L’Ue torna a minacciare la Russia e mette in guardia Vladimir Putin dall’idea di intraprendere qualsiasi azione nell’Est dell’Ucraina, “sotto qualsiasi pretesto”. Ma la Russia replica di avere raggiunto un accordo con Kiev e di essere pronta a inviare, con la regia della Croce Rossa, un “convoglio umanitario” nella regione sconvolta che da quattro mesi vede l’esercito ucraino e le milizie fasciste inquadrate nella Guardia Nazionale bombardare e assaltare città e villaggi.

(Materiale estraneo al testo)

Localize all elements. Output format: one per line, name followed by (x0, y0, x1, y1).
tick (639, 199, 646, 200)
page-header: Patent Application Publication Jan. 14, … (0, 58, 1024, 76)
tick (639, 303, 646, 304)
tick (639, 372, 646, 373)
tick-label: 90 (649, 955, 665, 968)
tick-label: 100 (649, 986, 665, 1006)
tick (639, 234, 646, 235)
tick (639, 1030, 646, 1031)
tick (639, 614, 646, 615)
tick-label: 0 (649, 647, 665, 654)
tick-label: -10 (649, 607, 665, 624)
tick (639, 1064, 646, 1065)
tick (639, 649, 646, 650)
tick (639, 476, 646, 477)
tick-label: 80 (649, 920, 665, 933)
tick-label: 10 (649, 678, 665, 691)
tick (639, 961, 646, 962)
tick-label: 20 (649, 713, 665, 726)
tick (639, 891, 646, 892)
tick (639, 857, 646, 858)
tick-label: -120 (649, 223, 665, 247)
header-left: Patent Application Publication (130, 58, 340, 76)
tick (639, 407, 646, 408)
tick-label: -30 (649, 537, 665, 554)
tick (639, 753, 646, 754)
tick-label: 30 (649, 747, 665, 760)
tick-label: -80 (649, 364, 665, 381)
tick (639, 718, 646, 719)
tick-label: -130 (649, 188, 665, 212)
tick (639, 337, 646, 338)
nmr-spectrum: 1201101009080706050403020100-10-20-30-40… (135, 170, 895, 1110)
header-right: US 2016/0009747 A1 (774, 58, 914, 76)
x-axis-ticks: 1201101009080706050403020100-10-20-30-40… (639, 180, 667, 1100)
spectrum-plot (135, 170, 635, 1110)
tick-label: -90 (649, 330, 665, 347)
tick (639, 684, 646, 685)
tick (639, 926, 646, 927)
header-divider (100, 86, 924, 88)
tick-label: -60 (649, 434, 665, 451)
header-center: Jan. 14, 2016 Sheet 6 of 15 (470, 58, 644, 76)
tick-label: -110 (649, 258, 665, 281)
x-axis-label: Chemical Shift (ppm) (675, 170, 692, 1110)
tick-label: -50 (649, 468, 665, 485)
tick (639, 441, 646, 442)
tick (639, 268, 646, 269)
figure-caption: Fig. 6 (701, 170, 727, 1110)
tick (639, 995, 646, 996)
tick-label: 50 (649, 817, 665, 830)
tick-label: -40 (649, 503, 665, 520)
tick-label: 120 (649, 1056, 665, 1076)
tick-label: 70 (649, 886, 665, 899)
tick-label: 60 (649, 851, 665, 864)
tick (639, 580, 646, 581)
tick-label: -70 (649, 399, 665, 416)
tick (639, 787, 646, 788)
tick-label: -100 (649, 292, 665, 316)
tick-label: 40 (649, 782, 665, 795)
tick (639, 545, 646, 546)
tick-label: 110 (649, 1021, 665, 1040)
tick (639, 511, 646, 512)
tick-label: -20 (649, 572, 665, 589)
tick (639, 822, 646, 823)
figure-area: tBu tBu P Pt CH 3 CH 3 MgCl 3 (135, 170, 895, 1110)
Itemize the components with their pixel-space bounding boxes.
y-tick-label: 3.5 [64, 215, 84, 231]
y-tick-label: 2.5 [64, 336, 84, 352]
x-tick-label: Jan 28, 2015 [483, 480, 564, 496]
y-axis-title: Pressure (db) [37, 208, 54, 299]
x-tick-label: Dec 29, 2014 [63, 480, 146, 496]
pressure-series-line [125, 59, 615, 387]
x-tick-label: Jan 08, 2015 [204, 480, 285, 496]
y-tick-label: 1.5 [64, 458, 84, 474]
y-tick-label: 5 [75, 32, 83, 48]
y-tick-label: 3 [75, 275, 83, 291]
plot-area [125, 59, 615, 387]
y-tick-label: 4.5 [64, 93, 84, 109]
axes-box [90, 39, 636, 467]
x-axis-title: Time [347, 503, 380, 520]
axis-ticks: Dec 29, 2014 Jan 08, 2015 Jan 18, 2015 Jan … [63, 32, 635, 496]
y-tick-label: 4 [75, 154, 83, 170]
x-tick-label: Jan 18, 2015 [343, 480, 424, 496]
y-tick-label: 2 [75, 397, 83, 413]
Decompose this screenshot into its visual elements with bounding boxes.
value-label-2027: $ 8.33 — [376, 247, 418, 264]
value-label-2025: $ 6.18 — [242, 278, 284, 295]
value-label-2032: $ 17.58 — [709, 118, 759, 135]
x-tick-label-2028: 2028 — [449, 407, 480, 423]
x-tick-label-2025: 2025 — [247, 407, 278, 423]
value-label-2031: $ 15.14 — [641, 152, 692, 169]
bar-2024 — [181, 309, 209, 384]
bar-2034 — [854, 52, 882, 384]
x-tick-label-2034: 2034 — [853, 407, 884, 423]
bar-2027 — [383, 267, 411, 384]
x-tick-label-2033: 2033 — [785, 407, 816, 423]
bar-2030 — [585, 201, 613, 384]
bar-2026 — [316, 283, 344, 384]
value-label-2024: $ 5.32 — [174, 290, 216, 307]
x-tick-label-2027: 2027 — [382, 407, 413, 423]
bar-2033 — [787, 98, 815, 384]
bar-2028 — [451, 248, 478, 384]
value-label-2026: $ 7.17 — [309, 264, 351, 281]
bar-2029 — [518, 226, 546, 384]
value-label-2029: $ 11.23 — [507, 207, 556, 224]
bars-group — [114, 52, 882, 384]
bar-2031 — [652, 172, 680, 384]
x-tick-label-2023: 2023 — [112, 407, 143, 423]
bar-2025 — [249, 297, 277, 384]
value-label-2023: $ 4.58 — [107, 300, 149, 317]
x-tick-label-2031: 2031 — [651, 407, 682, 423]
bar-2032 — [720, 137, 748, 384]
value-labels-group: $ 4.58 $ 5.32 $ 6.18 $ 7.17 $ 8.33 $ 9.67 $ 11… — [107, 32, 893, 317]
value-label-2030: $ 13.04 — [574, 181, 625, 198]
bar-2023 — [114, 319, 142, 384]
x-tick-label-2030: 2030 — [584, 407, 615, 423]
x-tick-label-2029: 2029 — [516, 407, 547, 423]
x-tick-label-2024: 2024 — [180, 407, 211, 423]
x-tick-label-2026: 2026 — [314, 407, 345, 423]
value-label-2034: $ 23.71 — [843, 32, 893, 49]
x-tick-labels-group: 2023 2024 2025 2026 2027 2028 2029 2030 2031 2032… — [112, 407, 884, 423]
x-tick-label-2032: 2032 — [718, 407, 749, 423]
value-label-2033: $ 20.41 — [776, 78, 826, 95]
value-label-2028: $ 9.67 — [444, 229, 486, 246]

Le due posizioni sono emerse dai resoconti – uno in arrivo da Bruxelles, il secondo dal Cremlino – su una conversazione telefonica tra il presidente della Commissione Europea José Manuel Barroso e il capo dello Stato russo.
“Parlando con il presidente Putin, il presidente Barroso ha detto che l’Ue si unirà agli sforzi internazionali per assistere la gente in difficoltà come risultato del conflitto”, cita una nota dell’esecutivo europeo, aggiungendo che l’Europa è contraria a qualsiasi azione di natura militare, “dietro qualsiasi pretesto”, usando la formula utilizzata in questi giorni per esprimere il timore che Mosca possa intervenire nell’Est dell’Ucraina adducendo motivi umanitari. Fonti europee avevano dichiarato stamattina alla stampa che il presidente della Commissione Jose Manuel Barroso avrebbe chiesto al capo dello Stato ucraino, l’oligarca Petro Poroshenko, di adoperarsi per un cessate-il-fuoco. “D’altra parte non abbiamo il diritto di dire al governo ucraino che non può godere del suo diritto sovrano di controllare il territorio nazionale” aveva però chiarito, con grande ipocrisia, un funzionario di Bruxelles che ha voluto rimanere anonimo.
Ma la Russia insiste sulla necessità di fornire urgentemente aiuti umanitari alle regioni del Donbass, dove la situazione è definita catastrofica non solo dagli insorti ma anche dalle Nazioni Unite e da alcuni degli osservatori dell’Osce più indipendenti dalla Nato. Gli sfollati sono centinaia di migliaia, molti dei quali si sono rifugiati nelle regioni russe adiacenti; intere città sono senza luce né acqua da settimane, centinaia di edifici sono stati distrutti o seriamente danneggiati, compresi ospedali ed altre istituzioni di assistenza alla popolazione ormai stremata. Particolarmente grave la situazione di Lugansk e Donetsk, grandi città assediate ormai da giorni e nelle quali i rifornimenti alimentari non arrivano più. Secondo il bilancio ufficiale fornito dall’Onu sarebbero finora 1300 le persone morte in quattro mesi di scontri militari e bombardamenti, comprese molte centinaia di civili oltre ai miliziani delle Repubbliche Popolari insorte e ai 568 militari di Kiev. Ma secondo vari analisti il numero delle vittime sarebbe di molto superiore.
“Appena ci sarà un accordo sulle modalità e le sfumature, se questo sarà possibile, allora sarà lanciata un’immediata azione di soccorso, perché si tratta di un’emergenza umanitaria, di una tragica situazione umanitaria nella regione, che non ammette indugi” aveva dichiarato stamattina il portavoce del Cremlino, Dmitri Peskov. Subito dopo, è intervenuto il ministro degli Esteri Sergey Lavrov, secondo cui è stato discusso nel dettaglio con il governo ucraino e la Croce Rossa Internazionale il varo di una missione umanitaria. Secondo Lavrov c’erano le basi affinché “questa missione abbia presto luogo” e i partner occidentali “non si mettano di traverso”.
Dichiarandosi “cautamente ottimista”, il capo della diplomazia moscovita è tornato poi a puntare il dito contro il governo di Kiev. “Si può avere l’impressione che il vero fine dell’operazione anti-terrorismo in Ucraina sia di far sparire il Sud-Est dell’Ucraina dalla faccia della terra e fare andare via tutti i russi” aveva detto il capo della diplomazia moscovita.